Lockheed Martin (NYSE: LMT) Chairman and Chief Executive Officer Bob Stevens yesterday delivered an update on key programs and shared details of the company’s affordability initiatives, including consolidating facilities, selling businesses and reducing expenses.
As the global security environment only grows more volatile and complex, economic resources become more constrained as the focus is on deficit and debt reduction, which is why Lockheed Martin continues to make reduction and affordability a top priority, Stevens said
Stevens highlighted how the firm had consolidated facilities, divested two businesses, reduced the senior employee ranks by 26 percent and frozen the salaries of the firm’s most senior employees in an effort to “get as lean and agile as we can be.”

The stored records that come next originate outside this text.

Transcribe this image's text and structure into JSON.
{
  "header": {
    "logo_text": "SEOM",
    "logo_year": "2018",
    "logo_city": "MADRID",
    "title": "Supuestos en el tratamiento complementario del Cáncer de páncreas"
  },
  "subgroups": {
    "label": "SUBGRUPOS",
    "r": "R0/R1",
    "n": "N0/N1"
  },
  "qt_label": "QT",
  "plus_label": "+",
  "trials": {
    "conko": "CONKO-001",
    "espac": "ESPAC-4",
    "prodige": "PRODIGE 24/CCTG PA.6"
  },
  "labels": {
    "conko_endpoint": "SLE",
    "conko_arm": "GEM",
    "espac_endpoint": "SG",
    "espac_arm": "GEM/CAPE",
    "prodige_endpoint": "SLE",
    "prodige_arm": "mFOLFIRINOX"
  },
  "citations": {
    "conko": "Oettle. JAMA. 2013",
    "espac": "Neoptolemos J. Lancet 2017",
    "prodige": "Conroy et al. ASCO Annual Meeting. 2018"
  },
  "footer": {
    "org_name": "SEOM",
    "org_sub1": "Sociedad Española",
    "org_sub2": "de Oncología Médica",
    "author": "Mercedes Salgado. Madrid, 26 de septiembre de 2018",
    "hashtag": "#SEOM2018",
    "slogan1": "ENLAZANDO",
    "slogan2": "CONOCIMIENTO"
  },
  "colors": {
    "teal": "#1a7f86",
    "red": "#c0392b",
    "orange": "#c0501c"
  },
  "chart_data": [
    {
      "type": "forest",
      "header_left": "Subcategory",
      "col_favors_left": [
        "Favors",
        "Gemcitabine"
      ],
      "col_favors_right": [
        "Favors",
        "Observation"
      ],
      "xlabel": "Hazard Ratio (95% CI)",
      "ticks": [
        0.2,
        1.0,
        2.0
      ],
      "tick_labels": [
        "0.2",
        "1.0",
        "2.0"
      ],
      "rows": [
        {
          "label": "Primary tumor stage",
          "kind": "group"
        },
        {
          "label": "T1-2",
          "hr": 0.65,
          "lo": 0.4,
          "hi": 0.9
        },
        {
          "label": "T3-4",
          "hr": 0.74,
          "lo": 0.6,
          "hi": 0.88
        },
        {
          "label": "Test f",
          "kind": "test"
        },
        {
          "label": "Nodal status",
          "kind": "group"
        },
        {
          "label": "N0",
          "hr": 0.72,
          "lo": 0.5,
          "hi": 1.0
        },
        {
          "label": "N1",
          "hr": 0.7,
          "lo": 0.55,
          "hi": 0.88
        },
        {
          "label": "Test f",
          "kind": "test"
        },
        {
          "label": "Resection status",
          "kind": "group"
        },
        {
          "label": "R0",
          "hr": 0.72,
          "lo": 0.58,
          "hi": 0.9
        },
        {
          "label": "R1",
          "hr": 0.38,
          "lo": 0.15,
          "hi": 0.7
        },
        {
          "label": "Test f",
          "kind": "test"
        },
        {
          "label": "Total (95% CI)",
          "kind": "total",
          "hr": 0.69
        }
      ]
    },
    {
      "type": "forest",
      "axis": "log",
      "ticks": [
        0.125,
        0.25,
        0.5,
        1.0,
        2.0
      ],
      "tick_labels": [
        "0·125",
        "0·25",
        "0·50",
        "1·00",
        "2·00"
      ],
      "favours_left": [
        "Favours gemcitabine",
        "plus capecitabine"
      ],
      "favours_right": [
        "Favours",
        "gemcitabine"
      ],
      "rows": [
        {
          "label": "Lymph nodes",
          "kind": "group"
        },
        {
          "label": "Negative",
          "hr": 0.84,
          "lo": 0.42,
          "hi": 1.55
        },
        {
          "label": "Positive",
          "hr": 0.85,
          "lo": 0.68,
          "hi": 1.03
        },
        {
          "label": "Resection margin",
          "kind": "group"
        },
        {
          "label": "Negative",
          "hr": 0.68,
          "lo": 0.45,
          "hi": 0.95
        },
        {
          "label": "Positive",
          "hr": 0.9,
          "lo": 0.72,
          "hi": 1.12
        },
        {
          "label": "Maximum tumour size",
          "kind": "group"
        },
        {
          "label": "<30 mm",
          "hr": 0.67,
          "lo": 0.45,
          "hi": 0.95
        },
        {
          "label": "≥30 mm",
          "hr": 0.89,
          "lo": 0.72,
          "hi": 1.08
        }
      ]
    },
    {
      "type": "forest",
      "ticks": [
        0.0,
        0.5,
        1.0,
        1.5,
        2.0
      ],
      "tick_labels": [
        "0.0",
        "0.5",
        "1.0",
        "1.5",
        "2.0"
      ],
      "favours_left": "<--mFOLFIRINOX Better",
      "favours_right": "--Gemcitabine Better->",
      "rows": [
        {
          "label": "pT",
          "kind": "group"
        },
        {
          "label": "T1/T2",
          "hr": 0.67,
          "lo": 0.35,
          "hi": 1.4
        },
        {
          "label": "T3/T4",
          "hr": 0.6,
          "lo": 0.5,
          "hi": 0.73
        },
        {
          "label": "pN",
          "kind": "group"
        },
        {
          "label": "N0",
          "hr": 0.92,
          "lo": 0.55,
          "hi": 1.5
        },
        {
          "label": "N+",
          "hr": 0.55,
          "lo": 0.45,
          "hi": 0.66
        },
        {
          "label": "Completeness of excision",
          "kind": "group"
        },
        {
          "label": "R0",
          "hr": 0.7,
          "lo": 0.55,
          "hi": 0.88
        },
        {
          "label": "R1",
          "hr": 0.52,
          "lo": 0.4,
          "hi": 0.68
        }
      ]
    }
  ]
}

Stevens said more than $500 million in cost reductions came from recent initiatives, including $350 million attributed to the recent voluntary executive separation program, and several hundred million dollars in additional overhead cost savings in 2011 to be built into forward pricing proposals.
Noting that Lockheed Martin was off to a good start in 2011, Stevens credited the firm’s success to the character and commitment of its 126,000 employees, saying the area he is most proud in is one the firm has “remained very constant.”
“And that area is the character and culture of this enterprise; by maintaining absolute integrity and the highest ethical standards in business conduct, principled leadership, and the dedicated professionalism in all that we do and responsible corporate citizenship,” Stevens said.